Northern Rail has launched a campaign to crack down on fare dodgers across Derbyshire. In an attempt to reduce the number of people receiving fines for not buying a ticket, Northern has launched two online videos and a series of station and train posters showing two scenarios where someone takes something for free.
Northern has revealed that in Derbyshire, the most common journey where people are caught travelling without a ticket was from Glossop to Manchester Piccadilly.
Alex Hynes, Managing Director of Northern, explains: “We know from talking to our customers they have a real problem when they see others not paying for their journey. We don’t want to see passengers get into trouble and want to make sure they understand the implications of taking a free ride. The videos show two situations that we know people wouldn’t do, and show that not paying for a train ticket is the same, so why do it?
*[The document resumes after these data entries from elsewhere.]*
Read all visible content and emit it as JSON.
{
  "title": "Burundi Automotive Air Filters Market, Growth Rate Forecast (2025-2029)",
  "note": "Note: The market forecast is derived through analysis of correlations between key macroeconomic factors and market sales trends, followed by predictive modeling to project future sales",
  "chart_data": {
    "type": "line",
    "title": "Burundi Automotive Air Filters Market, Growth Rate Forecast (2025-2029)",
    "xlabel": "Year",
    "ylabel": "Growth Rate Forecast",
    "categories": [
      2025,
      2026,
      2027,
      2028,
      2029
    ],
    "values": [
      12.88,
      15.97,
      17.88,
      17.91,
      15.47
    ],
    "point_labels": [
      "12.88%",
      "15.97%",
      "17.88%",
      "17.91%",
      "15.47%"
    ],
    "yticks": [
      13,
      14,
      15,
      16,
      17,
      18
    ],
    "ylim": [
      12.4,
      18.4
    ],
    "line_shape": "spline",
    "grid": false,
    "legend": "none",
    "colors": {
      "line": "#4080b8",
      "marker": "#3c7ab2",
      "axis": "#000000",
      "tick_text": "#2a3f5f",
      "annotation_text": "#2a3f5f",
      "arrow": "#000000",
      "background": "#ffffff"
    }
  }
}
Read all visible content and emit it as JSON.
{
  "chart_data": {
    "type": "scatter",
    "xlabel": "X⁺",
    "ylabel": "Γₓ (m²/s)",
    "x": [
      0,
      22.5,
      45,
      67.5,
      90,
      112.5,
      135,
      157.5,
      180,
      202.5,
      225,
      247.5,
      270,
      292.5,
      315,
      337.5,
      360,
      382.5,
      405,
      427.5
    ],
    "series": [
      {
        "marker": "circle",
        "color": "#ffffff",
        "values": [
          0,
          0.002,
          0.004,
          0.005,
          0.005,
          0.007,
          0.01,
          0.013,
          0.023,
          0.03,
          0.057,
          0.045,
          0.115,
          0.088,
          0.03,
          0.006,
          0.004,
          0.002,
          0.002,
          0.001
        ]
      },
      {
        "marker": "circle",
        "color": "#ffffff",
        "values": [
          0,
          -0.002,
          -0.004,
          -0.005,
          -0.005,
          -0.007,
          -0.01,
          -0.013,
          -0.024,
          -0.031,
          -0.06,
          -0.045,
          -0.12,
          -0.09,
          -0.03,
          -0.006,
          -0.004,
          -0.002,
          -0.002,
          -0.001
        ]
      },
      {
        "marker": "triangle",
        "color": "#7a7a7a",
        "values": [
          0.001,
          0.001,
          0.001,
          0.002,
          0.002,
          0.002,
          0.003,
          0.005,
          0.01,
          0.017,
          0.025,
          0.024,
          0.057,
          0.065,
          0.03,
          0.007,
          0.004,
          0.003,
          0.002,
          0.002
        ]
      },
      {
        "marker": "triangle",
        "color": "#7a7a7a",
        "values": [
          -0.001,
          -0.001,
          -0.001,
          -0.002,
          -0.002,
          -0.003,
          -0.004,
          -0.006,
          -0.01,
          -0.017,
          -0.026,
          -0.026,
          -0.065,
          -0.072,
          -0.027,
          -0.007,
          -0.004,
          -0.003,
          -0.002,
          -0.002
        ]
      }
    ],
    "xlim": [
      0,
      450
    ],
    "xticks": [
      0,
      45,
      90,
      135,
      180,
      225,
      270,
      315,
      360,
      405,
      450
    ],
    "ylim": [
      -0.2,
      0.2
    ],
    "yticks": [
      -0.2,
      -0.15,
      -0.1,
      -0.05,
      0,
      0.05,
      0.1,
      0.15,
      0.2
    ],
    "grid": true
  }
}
“We hear all sorts of excuses from passengers as to why they don’t have a ticket – they don’t have any money or a conductor did not come down the train and sell them one. It’s the passenger’s responsibility to buy a ticket, so they must seek out the conductor to get one or if that is not possible, then buy a ticket at their destination station.”
Across Derbyshire, there were 567 occasions where passengers were caught travelling on Northern services without a valid ticket last year. 174 of those journeys started at Glossop, 83 from New Mills Central and 63 from Dinting, all of which have staffed ticket offices (New Mills and Dinting during morning peak hours) where customers can buy a ticket before they board the train.
Alex continues: “We know that some of our smaller stations have limited opportunities to buy tickets, and we are investing in new ticket buying facilities and currently carrying out independent surveys across the network to gain information on how our customers want to purchase tickets. This will allow us to continue to give our customers easy and varied opportunities to pay for their journey. However, the highest number of journeys made without paying for them started at stations with open ticket offices and Ticket Vending Machines.”
Fare evasion continues to be a huge issue for the rail industry, costing £240million per year.